Wiltshire Police in southern England, which led the two-year investigation into Heath, published a report on its findings Thursday
and outlined seven allegations of abuse of children and adults that investigators would have pursued, including the alleged rape of an 11-year-old boy in 1961 in a "paid sexual encounter."
Police said that the investigation involved 40 people who claimed Heath had sexually abused them, either as children or as adults, or had physically abused them. Among their claims were rape and indecent assault against children.
"The report does not draw any conclusions as to the likely guilt or innocence of Sir Edward Heath, or make any comment on the action the Crown Prosecution Service may have taken if he was alive today," Wiltshire Police Chief Constable Mike Veale told reporters.
"The role of the police service is very clear in the criminal justice process.

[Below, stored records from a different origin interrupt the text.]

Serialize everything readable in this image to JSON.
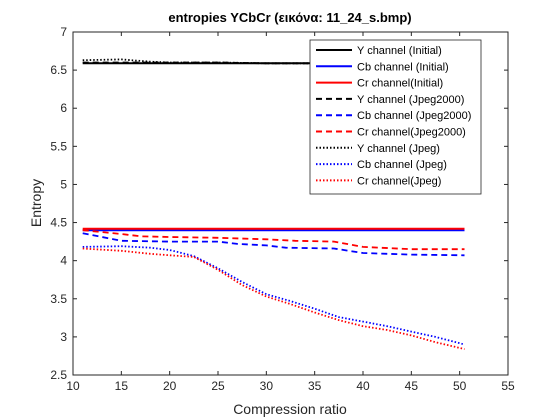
{
  "chart_data": {
    "type": "line",
    "title": "entropies YCbCr (εικόνα: 11_24_s.bmp)",
    "xlabel": "Compression ratio",
    "ylabel": "Entropy",
    "xlim": [
      10,
      55
    ],
    "ylim": [
      2.5,
      7
    ],
    "xticks": [
      10,
      15,
      20,
      25,
      30,
      35,
      40,
      45,
      50,
      55
    ],
    "yticks": [
      2.5,
      3,
      3.5,
      4,
      4.5,
      5,
      5.5,
      6,
      6.5,
      7
    ],
    "grid": false,
    "legend_position": "top-right",
    "series": [
      {
        "name": "Y channel (Initial)",
        "color": "#000000",
        "style": "solid",
        "x": [
          11,
          50.5
        ],
        "y": [
          6.59,
          6.59
        ]
      },
      {
        "name": "Cb channel (Initial)",
        "color": "#0000ff",
        "style": "solid",
        "x": [
          11,
          50.5
        ],
        "y": [
          4.4,
          4.4
        ]
      },
      {
        "name": "Cr channel(Initial)",
        "color": "#ff0000",
        "style": "solid",
        "x": [
          11,
          50.5
        ],
        "y": [
          4.42,
          4.42
        ]
      },
      {
        "name": "Y channel (Jpeg2000)",
        "color": "#000000",
        "style": "dashed",
        "x": [
          11,
          15,
          20,
          25,
          30,
          35,
          40,
          45,
          50.5
        ],
        "y": [
          6.6,
          6.6,
          6.6,
          6.6,
          6.59,
          6.59,
          6.59,
          6.59,
          6.59
        ]
      },
      {
        "name": "Cb channel (Jpeg2000)",
        "color": "#0000ff",
        "style": "dashed",
        "x": [
          11,
          15,
          20,
          25,
          27,
          30,
          32,
          37,
          40,
          45,
          50.5
        ],
        "y": [
          4.36,
          4.26,
          4.25,
          4.25,
          4.22,
          4.2,
          4.17,
          4.16,
          4.1,
          4.08,
          4.07
        ]
      },
      {
        "name": "Cr channel(Jpeg2000)",
        "color": "#ff0000",
        "style": "dashed",
        "x": [
          11,
          15,
          17,
          20,
          25,
          30,
          33,
          37,
          40,
          45,
          50.5
        ],
        "y": [
          4.4,
          4.35,
          4.32,
          4.31,
          4.3,
          4.28,
          4.26,
          4.25,
          4.18,
          4.15,
          4.15
        ]
      },
      {
        "name": "Y channel (Jpeg)",
        "color": "#000000",
        "style": "dotted",
        "x": [
          11,
          15,
          18,
          20,
          25,
          30,
          35,
          40,
          45,
          50.5
        ],
        "y": [
          6.63,
          6.64,
          6.61,
          6.6,
          6.6,
          6.59,
          6.59,
          6.58,
          6.58,
          6.58
        ]
      },
      {
        "name": "Cb channel (Jpeg)",
        "color": "#0000ff",
        "style": "dotted",
        "x": [
          11,
          15,
          18,
          20,
          22.5,
          25,
          27.5,
          30,
          32.5,
          35,
          37.5,
          40,
          42.5,
          45,
          47.5,
          50.5
        ],
        "y": [
          4.18,
          4.19,
          4.17,
          4.14,
          4.06,
          3.9,
          3.72,
          3.56,
          3.47,
          3.37,
          3.26,
          3.2,
          3.14,
          3.07,
          3.0,
          2.9
        ]
      },
      {
        "name": "Cr channel(Jpeg)",
        "color": "#ff0000",
        "style": "dotted",
        "x": [
          11,
          15,
          18,
          20,
          22.5,
          25,
          27.5,
          30,
          32.5,
          35,
          37.5,
          40,
          42.5,
          45,
          47.5,
          50.5
        ],
        "y": [
          4.16,
          4.13,
          4.09,
          4.07,
          4.05,
          3.88,
          3.68,
          3.53,
          3.43,
          3.32,
          3.22,
          3.14,
          3.09,
          3.02,
          2.93,
          2.84
        ]
      }
    ]
  }
}
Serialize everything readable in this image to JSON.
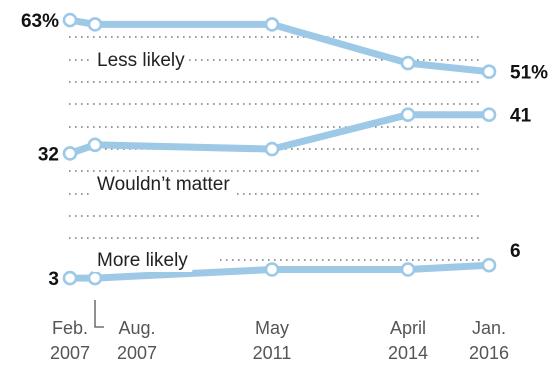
{
  "chart_data": {
    "type": "line",
    "x": [
      "Feb. 2007",
      "Aug. 2007",
      "May 2011",
      "April 2014",
      "Jan. 2016"
    ],
    "x_tick_labels": [
      {
        "line1": "Feb.",
        "line2": "2007"
      },
      {
        "line1": "Aug.",
        "line2": "2007"
      },
      {
        "line1": "May",
        "line2": "2011"
      },
      {
        "line1": "April",
        "line2": "2014"
      },
      {
        "line1": "Jan.",
        "line2": "2016"
      }
    ],
    "series": [
      {
        "name": "Less likely",
        "values": [
          63,
          62,
          62,
          53,
          51
        ],
        "start_label": "63%",
        "end_label": "51%"
      },
      {
        "name": "Wouldn’t matter",
        "values": [
          32,
          34,
          33,
          41,
          41
        ],
        "start_label": "32",
        "end_label": "41"
      },
      {
        "name": "More likely",
        "values": [
          3,
          3,
          5,
          5,
          6
        ],
        "start_label": "3",
        "end_label": "6"
      }
    ],
    "ylim": [
      0,
      65
    ],
    "grid": true,
    "color": "#9dc9e6"
  }
}
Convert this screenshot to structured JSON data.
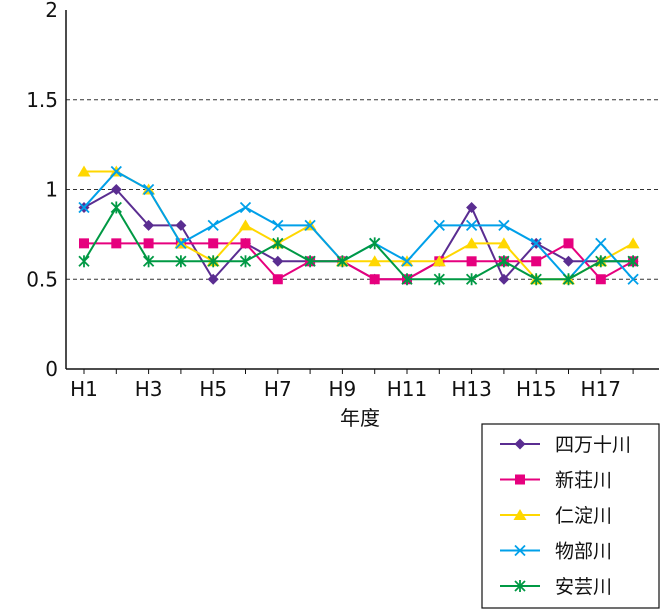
{
  "chart_data": {
    "type": "line",
    "title": "",
    "xlabel": "年度",
    "ylabel": "",
    "ylim": [
      0,
      2
    ],
    "yticks": [
      "0",
      "0.5",
      "1",
      "1.5",
      "2"
    ],
    "ytick_values": [
      0,
      0.5,
      1,
      1.5,
      2
    ],
    "categories": [
      "H1",
      "H2",
      "H3",
      "H4",
      "H5",
      "H6",
      "H7",
      "H8",
      "H9",
      "H10",
      "H11",
      "H12",
      "H13",
      "H14",
      "H15",
      "H16",
      "H17",
      "H18"
    ],
    "x_tick_labels": [
      "H1",
      "",
      "H3",
      "",
      "H5",
      "",
      "H7",
      "",
      "H9",
      "",
      "H11",
      "",
      "H13",
      "",
      "H15",
      "",
      "H17",
      ""
    ],
    "grid": "horizontal-dashed",
    "legend_position": "bottom-right",
    "series": [
      {
        "name": "四万十川",
        "color": "#5a2d91",
        "marker": "diamond",
        "values": [
          0.9,
          1.0,
          0.8,
          0.8,
          0.5,
          0.7,
          0.6,
          0.6,
          0.6,
          0.5,
          0.5,
          0.6,
          0.9,
          0.5,
          0.7,
          0.6,
          0.6,
          0.6
        ]
      },
      {
        "name": "新荘川",
        "color": "#e6007e",
        "marker": "square",
        "values": [
          0.7,
          0.7,
          0.7,
          0.7,
          0.7,
          0.7,
          0.5,
          0.6,
          0.6,
          0.5,
          0.5,
          0.6,
          0.6,
          0.6,
          0.6,
          0.7,
          0.5,
          0.6
        ]
      },
      {
        "name": "仁淀川",
        "color": "#ffd700",
        "marker": "triangle",
        "values": [
          1.1,
          1.1,
          1.0,
          0.7,
          0.6,
          0.8,
          0.7,
          0.8,
          0.6,
          0.6,
          0.6,
          0.6,
          0.7,
          0.7,
          0.5,
          0.5,
          0.6,
          0.7
        ]
      },
      {
        "name": "物部川",
        "color": "#00a0e9",
        "marker": "x",
        "values": [
          0.9,
          1.1,
          1.0,
          0.7,
          0.8,
          0.9,
          0.8,
          0.8,
          0.6,
          0.7,
          0.6,
          0.8,
          0.8,
          0.8,
          0.7,
          0.5,
          0.7,
          0.5
        ]
      },
      {
        "name": "安芸川",
        "color": "#009944",
        "marker": "star",
        "values": [
          0.6,
          0.9,
          0.6,
          0.6,
          0.6,
          0.6,
          0.7,
          0.6,
          0.6,
          0.7,
          0.5,
          0.5,
          0.5,
          0.6,
          0.5,
          0.5,
          0.6,
          0.6
        ]
      }
    ]
  }
}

The police have a duty to investigate and go where the evidence takes us. It is not our role to prove the innocence or guilt, but to simply present the facts."
The Edward Heath Charitable Foundation, set up in 2005 after the former leader's death, put out a statement describing the report as "profoundly unsatisfactory" as it neither proved or disproved the sex abuse allegations.
"All those who knew Sir Edward Heath or worked with him are, without exception, convinced that the allegations of child abuse will all be found to be groundless. Everything that is known of his character, his habits, his intelligence and his principles supports this view," said the statement, attributed to the foundation's chair Lord Hunt, and Lord Armstrong of Ilminster, who served as a Cabinet Secretary to Heath.
Heath led a Conservative government in the UK from 1970 to 1974 and served in Parliament until 2001. He died in 2005 at age 89 and has become the most senior figure to be investigated for child sex abuse allegations dating back decades.
Britain has been rocked in recent years by a series of revelations involving the sexual abuse of children by public figures -- including UK entertainer Jimmy Savile
-- and allegations that the British establishment may have sought to cover up
historic abuse claims involving some former senior politicians.
Entertainers Rolf Harris
and Gary Glitter
were convicted of sexual offenses dating back as much as four decades.
Chief Constable Veale described the report's publication as a "watershed moment" for victims who have complained of cover-ups of child sex abuse committed by state figures.